The empowerment of women is another important instrument to increase the adherence to screening programs. Health education based on the Health Beliefs Model proved to enhance women's knowledge of cervical cancer, change their health beliefs and improve their behaviors regarding screening programs like pap-smears22.

Weaknesses of the study

In this study, we emphasised on chronic conditions, self-reported health and lifestyle of the participants. The registration of socio-demographic parameters such as marital status, educational level, monthly income and nationality might have contributed to a better understanding of our findings. We choose not to record these parameters because many publications already report them23,24. However, these parameters could have influenced our logistic regression; for example, there might be an association between BMI and social class.

Conclusions

Our study among women belonging to the target population for cervical cancer screening could detect an association between not having had a cervical smear in the last three years and not having had a mammography, older age, not having had a tetanus immunisation recently and having a higher BMI.

Most of these associations are probably related to the socio-economic status. However, the joint lack on adherence to cervical cancer screening and breast cancer screening is an important finding.

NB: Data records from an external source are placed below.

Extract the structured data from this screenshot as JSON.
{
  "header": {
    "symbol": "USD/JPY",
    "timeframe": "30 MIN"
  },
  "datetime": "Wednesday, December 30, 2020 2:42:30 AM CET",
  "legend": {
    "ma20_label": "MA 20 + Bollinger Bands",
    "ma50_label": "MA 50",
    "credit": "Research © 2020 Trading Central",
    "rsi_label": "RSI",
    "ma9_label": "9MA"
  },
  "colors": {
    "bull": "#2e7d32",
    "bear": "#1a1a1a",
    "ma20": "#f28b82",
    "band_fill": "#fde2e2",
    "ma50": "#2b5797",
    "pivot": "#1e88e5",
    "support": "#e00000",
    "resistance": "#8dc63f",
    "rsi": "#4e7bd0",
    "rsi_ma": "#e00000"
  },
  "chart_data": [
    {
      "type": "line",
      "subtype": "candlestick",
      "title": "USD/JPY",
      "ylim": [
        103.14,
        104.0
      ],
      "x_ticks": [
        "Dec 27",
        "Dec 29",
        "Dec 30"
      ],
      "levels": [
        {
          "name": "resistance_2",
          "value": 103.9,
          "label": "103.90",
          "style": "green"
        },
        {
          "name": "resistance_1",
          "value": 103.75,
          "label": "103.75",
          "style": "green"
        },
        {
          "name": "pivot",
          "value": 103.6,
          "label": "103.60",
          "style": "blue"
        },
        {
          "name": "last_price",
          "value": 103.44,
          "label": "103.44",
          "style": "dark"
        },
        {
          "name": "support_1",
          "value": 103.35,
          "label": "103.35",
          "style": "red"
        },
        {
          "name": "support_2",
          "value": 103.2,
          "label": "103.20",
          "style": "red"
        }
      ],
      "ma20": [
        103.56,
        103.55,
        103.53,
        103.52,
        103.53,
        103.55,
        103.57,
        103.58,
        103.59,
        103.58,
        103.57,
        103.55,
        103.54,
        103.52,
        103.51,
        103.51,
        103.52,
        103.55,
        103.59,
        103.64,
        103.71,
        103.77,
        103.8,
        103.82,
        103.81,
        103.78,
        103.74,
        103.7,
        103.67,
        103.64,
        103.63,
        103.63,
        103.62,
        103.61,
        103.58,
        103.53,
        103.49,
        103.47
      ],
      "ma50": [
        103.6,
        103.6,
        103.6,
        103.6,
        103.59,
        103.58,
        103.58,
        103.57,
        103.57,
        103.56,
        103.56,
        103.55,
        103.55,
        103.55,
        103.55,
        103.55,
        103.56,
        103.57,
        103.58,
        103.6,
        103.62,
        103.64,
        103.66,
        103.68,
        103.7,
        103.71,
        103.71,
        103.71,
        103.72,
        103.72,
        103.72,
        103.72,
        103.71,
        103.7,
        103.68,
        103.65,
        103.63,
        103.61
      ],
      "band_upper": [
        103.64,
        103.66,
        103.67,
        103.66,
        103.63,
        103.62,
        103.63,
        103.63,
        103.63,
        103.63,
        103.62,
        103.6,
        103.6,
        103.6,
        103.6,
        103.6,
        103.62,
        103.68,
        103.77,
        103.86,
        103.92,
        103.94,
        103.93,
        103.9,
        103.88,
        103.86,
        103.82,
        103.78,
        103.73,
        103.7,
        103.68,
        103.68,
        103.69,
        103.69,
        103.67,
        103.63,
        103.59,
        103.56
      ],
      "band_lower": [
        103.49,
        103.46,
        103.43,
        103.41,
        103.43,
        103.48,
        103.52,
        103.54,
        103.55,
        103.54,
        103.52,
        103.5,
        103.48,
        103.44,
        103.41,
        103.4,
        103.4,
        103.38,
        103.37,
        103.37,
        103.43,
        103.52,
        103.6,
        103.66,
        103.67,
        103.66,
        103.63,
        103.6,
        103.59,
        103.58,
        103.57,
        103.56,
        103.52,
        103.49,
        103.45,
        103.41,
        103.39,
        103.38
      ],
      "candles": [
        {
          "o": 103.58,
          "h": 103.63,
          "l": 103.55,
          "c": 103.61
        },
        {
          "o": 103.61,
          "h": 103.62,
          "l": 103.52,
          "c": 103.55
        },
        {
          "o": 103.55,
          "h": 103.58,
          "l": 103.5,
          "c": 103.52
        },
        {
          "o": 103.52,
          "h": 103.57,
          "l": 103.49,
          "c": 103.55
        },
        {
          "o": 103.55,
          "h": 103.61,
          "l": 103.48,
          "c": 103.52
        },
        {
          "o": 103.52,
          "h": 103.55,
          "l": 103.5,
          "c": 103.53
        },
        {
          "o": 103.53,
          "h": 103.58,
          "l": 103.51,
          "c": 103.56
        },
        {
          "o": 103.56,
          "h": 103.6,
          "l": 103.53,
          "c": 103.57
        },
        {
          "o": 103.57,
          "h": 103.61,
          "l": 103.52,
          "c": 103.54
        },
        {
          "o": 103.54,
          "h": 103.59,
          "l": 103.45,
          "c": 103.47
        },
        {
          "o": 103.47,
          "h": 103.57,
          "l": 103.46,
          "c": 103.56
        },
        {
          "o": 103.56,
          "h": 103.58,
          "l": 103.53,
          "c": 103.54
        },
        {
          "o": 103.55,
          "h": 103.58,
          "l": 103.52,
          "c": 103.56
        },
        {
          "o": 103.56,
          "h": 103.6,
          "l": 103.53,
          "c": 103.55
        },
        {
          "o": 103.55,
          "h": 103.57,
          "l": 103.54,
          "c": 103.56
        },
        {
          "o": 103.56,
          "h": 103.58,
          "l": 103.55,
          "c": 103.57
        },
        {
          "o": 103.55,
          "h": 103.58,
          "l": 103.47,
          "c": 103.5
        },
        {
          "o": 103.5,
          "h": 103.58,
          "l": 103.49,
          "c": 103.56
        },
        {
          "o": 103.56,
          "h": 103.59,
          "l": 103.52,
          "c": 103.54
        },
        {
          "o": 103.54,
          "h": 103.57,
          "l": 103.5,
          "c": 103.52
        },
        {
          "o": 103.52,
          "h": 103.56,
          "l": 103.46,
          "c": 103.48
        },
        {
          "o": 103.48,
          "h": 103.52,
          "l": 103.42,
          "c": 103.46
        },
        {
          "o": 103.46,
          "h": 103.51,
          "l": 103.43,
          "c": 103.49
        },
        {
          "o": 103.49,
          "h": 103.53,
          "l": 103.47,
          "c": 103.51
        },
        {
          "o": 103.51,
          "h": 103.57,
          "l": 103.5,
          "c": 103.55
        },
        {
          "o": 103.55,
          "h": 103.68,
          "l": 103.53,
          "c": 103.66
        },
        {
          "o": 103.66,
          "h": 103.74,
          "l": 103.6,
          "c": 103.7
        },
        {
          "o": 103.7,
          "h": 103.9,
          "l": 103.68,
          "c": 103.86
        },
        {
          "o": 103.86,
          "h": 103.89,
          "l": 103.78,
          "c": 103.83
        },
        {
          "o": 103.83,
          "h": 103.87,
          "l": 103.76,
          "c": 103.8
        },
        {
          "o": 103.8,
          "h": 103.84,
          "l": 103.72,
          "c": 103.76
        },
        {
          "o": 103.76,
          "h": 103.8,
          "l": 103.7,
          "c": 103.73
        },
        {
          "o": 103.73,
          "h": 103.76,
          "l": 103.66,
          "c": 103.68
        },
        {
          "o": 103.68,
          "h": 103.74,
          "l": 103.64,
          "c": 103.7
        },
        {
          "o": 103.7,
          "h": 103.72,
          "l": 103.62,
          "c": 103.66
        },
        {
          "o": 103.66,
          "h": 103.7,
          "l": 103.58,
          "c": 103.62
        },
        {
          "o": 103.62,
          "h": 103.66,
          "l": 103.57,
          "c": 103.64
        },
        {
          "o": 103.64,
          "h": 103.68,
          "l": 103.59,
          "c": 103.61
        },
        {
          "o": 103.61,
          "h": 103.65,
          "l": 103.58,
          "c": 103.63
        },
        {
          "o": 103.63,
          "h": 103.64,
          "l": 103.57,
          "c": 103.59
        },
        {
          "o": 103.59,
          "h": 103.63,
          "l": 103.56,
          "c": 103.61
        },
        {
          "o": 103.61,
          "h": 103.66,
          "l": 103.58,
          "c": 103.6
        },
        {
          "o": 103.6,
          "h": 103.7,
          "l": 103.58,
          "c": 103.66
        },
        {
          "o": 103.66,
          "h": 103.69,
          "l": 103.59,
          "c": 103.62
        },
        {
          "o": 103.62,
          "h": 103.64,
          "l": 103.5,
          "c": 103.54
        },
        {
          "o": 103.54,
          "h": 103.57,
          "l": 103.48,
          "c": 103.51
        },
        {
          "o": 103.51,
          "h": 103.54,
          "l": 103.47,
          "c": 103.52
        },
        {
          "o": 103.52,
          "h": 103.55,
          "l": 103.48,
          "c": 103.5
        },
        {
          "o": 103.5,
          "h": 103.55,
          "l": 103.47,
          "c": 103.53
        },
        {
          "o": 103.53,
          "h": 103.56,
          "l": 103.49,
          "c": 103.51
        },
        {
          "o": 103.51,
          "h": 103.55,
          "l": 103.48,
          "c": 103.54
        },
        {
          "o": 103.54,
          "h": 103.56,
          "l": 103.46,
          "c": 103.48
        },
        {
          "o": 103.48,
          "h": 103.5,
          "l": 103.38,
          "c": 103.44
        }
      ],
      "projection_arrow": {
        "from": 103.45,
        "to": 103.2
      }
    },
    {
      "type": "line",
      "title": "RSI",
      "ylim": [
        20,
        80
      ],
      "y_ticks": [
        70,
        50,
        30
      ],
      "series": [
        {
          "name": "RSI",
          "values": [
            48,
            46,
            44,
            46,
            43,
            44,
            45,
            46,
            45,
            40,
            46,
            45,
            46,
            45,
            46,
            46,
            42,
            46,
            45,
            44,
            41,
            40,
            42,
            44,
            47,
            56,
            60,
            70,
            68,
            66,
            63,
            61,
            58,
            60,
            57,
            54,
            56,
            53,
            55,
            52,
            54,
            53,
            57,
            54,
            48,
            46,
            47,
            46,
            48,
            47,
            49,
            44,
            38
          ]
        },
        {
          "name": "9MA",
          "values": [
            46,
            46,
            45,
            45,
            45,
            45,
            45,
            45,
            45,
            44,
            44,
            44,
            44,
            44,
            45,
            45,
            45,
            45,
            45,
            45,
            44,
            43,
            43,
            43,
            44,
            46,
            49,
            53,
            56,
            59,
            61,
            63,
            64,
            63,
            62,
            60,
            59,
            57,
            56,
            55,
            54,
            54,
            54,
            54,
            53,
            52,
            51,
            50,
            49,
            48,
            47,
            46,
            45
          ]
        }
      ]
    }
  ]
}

Possibilities to offer both preventive acts on a same occasion should be studied, taking into account that both screening methods have nowadays a different time schedule.

Acknowledgements

The authors thank all participants, David Proot for the English language editing, Unilever Belgium, and Brussels Fairs and Exhibitions for their collaboration.

Conflict of interest statement

The authors received logistical support from Unilever Belgium for this study. They provided this by paying two student workers for the reception on the booth, the tests-strips for cholesterol and blood sugar and for the samples of margarine that were dispersed to the test persons free of charge.